Need Office Space? Pixar Has An Extra Building They’ll Let You Lease
California’s animation landscape is changing, and the latest major shakeup sees Pixar trying to lease 16,800 square feet of newly renovated office space in Emeryville, across the street from its main campus.
In spring of 2022, Pixar began renting a 12,800-square-foot office space at 1201 Park Avenue, and in December 2022, the company applied to make improvements to the facilities which, according to the San Francisco Business Times, included demolishing non-load-bearing walls, improving infrastructure for power, data, and lighting, and building new offices.
The company invested $3.6 million in the renovations, which increased the size of the offices to 16,800 square feet. But no employees from Pixar ever moved into the space.
In June of this year, Pixar laid off around 75 workers, the biggest round of layoffs at the studio in more than a decade, and the following month, the company made its new office space available for subleasing.
The listing coincides with larger cuts made by Pixar’s parent company Disney across its businesses this year, as CEO Bob Iger looks to eliminate $5.5 billion in costs. Real estate agency CBRE is handling the leasing of the brick and timber building. Pictures and floorplans can be found on the company’s website.

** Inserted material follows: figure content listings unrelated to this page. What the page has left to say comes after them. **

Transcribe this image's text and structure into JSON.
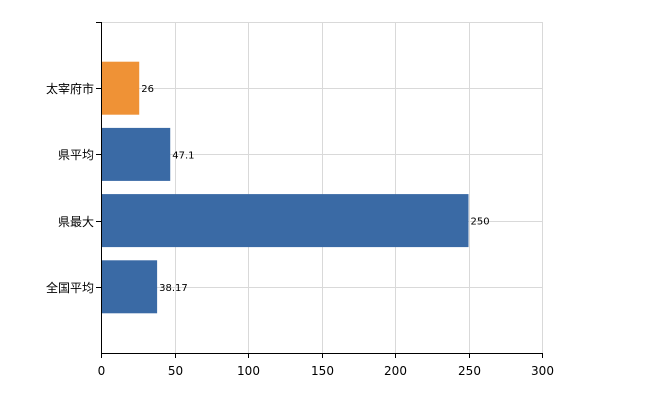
{
  "chart_data": {
    "type": "bar",
    "orientation": "horizontal",
    "categories": [
      "太宰府市",
      "県平均",
      "県最大",
      "全国平均"
    ],
    "values": [
      26,
      47.1,
      250,
      38.17
    ],
    "data_labels": [
      "26",
      "47.1",
      "250",
      "38.17"
    ],
    "bar_colors": [
      "#ef9236",
      "#3a6aa5",
      "#3a6aa5",
      "#3a6aa5"
    ],
    "xlim": [
      0,
      300
    ],
    "xticks": [
      0,
      50,
      100,
      150,
      200,
      250,
      300
    ],
    "xtick_labels": [
      "0",
      "50",
      "100",
      "150",
      "200",
      "250",
      "300"
    ],
    "grid": true,
    "title": "",
    "xlabel": "",
    "ylabel": ""
  }
}
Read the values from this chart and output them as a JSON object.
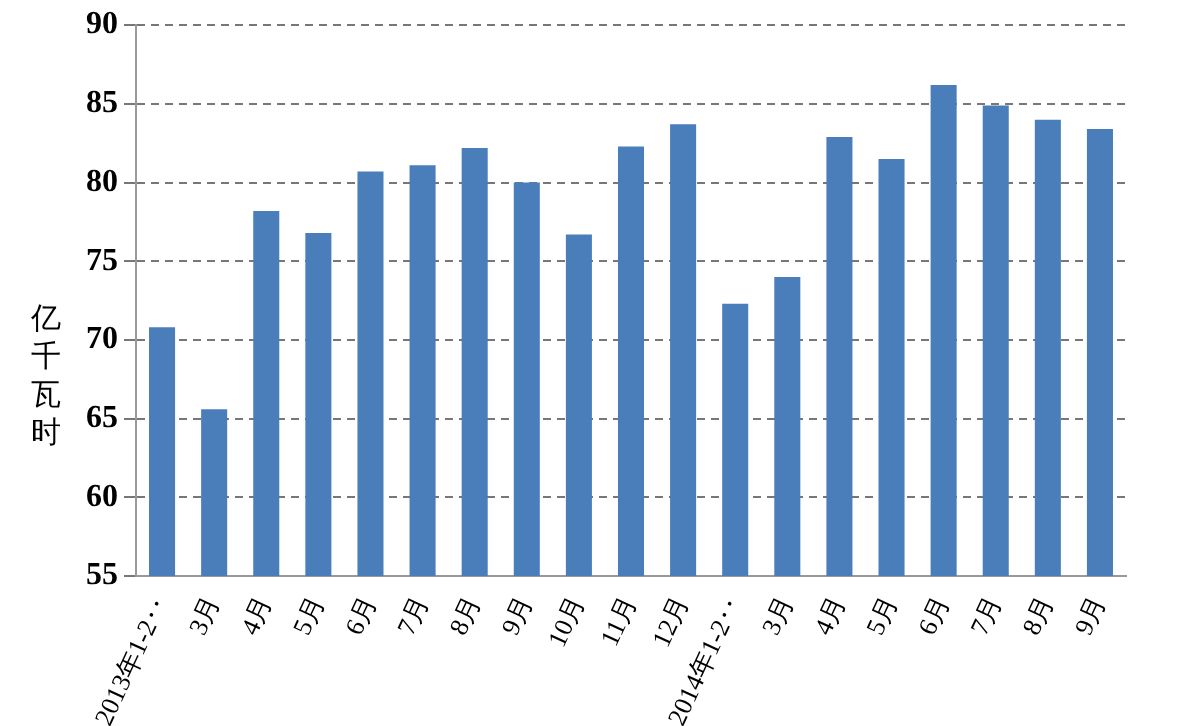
{
  "chart_data": {
    "type": "bar",
    "ylabel": "亿千瓦时",
    "categories": [
      "2013年1-2‥",
      "3月",
      "4月",
      "5月",
      "6月",
      "7月",
      "8月",
      "9月",
      "10月",
      "11月",
      "12月",
      "2014年1-2‥",
      "3月",
      "4月",
      "5月",
      "6月",
      "7月",
      "8月",
      "9月"
    ],
    "series": [
      {
        "color": "#4a7ebb",
        "values": [
          70.8,
          65.6,
          78.2,
          76.8,
          80.7,
          81.1,
          82.2,
          80.0,
          76.7,
          82.3,
          83.7,
          72.3,
          74.0,
          82.9,
          81.5,
          86.2,
          84.9,
          84.0,
          83.4
        ]
      }
    ],
    "ylim": [
      55,
      90
    ],
    "yticks": [
      55,
      60,
      65,
      70,
      75,
      80,
      85,
      90
    ],
    "grid": "y",
    "legend": false
  }
}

According to the agency, the two-story site is available for immediate occupancy and includes open collaborative space on both floors, an open-air entrance with high ceilings, a roll-up door for easy access, and an enclosed atrium with high ceilings.

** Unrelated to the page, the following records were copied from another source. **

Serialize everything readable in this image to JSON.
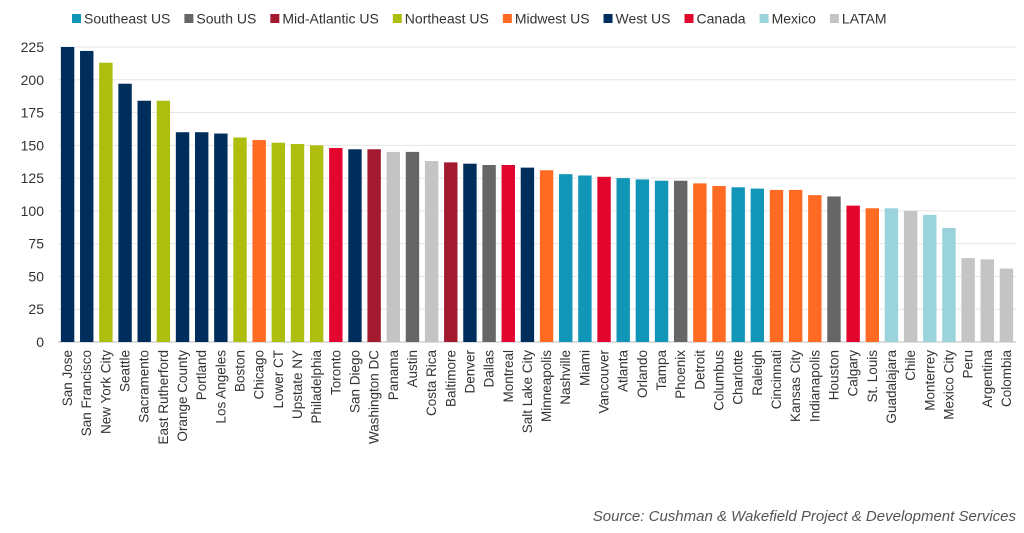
{
  "chart_data": {
    "type": "bar",
    "ylim": [
      0,
      225
    ],
    "yticks": [
      0,
      25,
      50,
      75,
      100,
      125,
      150,
      175,
      200,
      225
    ],
    "grid": true,
    "legend_position": "top",
    "regions": [
      {
        "name": "Southeast US",
        "color": "#1296B8"
      },
      {
        "name": "South US",
        "color": "#666666"
      },
      {
        "name": "Mid-Atlantic US",
        "color": "#A3192F"
      },
      {
        "name": "Northeast US",
        "color": "#AEBE0E"
      },
      {
        "name": "Midwest US",
        "color": "#FF6B22"
      },
      {
        "name": "West US",
        "color": "#002E5C"
      },
      {
        "name": "Canada",
        "color": "#E2062F"
      },
      {
        "name": "Mexico",
        "color": "#9BD3DD"
      },
      {
        "name": "LATAM",
        "color": "#C4C4C4"
      }
    ],
    "bars": [
      {
        "city": "San Jose",
        "region": "West US",
        "value": 225
      },
      {
        "city": "San Francisco",
        "region": "West US",
        "value": 222
      },
      {
        "city": "New York City",
        "region": "Northeast US",
        "value": 213
      },
      {
        "city": "Seattle",
        "region": "West US",
        "value": 197
      },
      {
        "city": "Sacramento",
        "region": "West US",
        "value": 184
      },
      {
        "city": "East Rutherford",
        "region": "Northeast US",
        "value": 184
      },
      {
        "city": "Orange County",
        "region": "West US",
        "value": 160
      },
      {
        "city": "Portland",
        "region": "West US",
        "value": 160
      },
      {
        "city": "Los Angeles",
        "region": "West US",
        "value": 159
      },
      {
        "city": "Boston",
        "region": "Northeast US",
        "value": 156
      },
      {
        "city": "Chicago",
        "region": "Midwest US",
        "value": 154
      },
      {
        "city": "Lower CT",
        "region": "Northeast US",
        "value": 152
      },
      {
        "city": "Upstate NY",
        "region": "Northeast US",
        "value": 151
      },
      {
        "city": "Philadelphia",
        "region": "Northeast US",
        "value": 150
      },
      {
        "city": "Toronto",
        "region": "Canada",
        "value": 148
      },
      {
        "city": "San Diego",
        "region": "West US",
        "value": 147
      },
      {
        "city": "Washington DC",
        "region": "Mid-Atlantic US",
        "value": 147
      },
      {
        "city": "Panama",
        "region": "LATAM",
        "value": 145
      },
      {
        "city": "Austin",
        "region": "South US",
        "value": 145
      },
      {
        "city": "Costa Rica",
        "region": "LATAM",
        "value": 138
      },
      {
        "city": "Baltimore",
        "region": "Mid-Atlantic US",
        "value": 137
      },
      {
        "city": "Denver",
        "region": "West US",
        "value": 136
      },
      {
        "city": "Dallas",
        "region": "South US",
        "value": 135
      },
      {
        "city": "Montreal",
        "region": "Canada",
        "value": 135
      },
      {
        "city": "Salt Lake City",
        "region": "West US",
        "value": 133
      },
      {
        "city": "Minneapolis",
        "region": "Midwest US",
        "value": 131
      },
      {
        "city": "Nashville",
        "region": "Southeast US",
        "value": 128
      },
      {
        "city": "Miami",
        "region": "Southeast US",
        "value": 127
      },
      {
        "city": "Vancouver",
        "region": "Canada",
        "value": 126
      },
      {
        "city": "Atlanta",
        "region": "Southeast US",
        "value": 125
      },
      {
        "city": "Orlando",
        "region": "Southeast US",
        "value": 124
      },
      {
        "city": "Tampa",
        "region": "Southeast US",
        "value": 123
      },
      {
        "city": "Phoenix",
        "region": "South US",
        "value": 123
      },
      {
        "city": "Detroit",
        "region": "Midwest US",
        "value": 121
      },
      {
        "city": "Columbus",
        "region": "Midwest US",
        "value": 119
      },
      {
        "city": "Charlotte",
        "region": "Southeast US",
        "value": 118
      },
      {
        "city": "Raleigh",
        "region": "Southeast US",
        "value": 117
      },
      {
        "city": "Cincinnati",
        "region": "Midwest US",
        "value": 116
      },
      {
        "city": "Kansas City",
        "region": "Midwest US",
        "value": 116
      },
      {
        "city": "Indianapolis",
        "region": "Midwest US",
        "value": 112
      },
      {
        "city": "Houston",
        "region": "South US",
        "value": 111
      },
      {
        "city": "Calgary",
        "region": "Canada",
        "value": 104
      },
      {
        "city": "St. Louis",
        "region": "Midwest US",
        "value": 102
      },
      {
        "city": "Guadalajara",
        "region": "Mexico",
        "value": 102
      },
      {
        "city": "Chile",
        "region": "LATAM",
        "value": 100
      },
      {
        "city": "Monterrey",
        "region": "Mexico",
        "value": 97
      },
      {
        "city": "Mexico City",
        "region": "Mexico",
        "value": 87
      },
      {
        "city": "Peru",
        "region": "LATAM",
        "value": 64
      },
      {
        "city": "Argentina",
        "region": "LATAM",
        "value": 63
      },
      {
        "city": "Colombia",
        "region": "LATAM",
        "value": 56
      }
    ]
  },
  "source": "Source: Cushman & Wakefield Project & Development Services"
}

Pixar’s main headquarters were relocated from Richmond to Emeryville in 2000. There, the company currently operates a 430,000-square-foot campus with a swimming pool, soccer field, basketball court, and statues of the company’s most recognizable characters.
Pixar is hardly the only company looking to offload unwanted property in the Bay Area. Tech giants including Adobe, Dropbox, and Salesforce are all scaling down, and per the San Francisco Business Times, more than 1.3 million square feet of property was listed for subleasing in the third quarter of this year. That was the highest total since the beginning of the pandemic.
Other major changes to the California animation scene this year include Warner Bros. Discovery shutting down the iconic Cartoon Network Studios in Burbank and Skydance Animation launching a 5.8-acre facility in Santa Monica.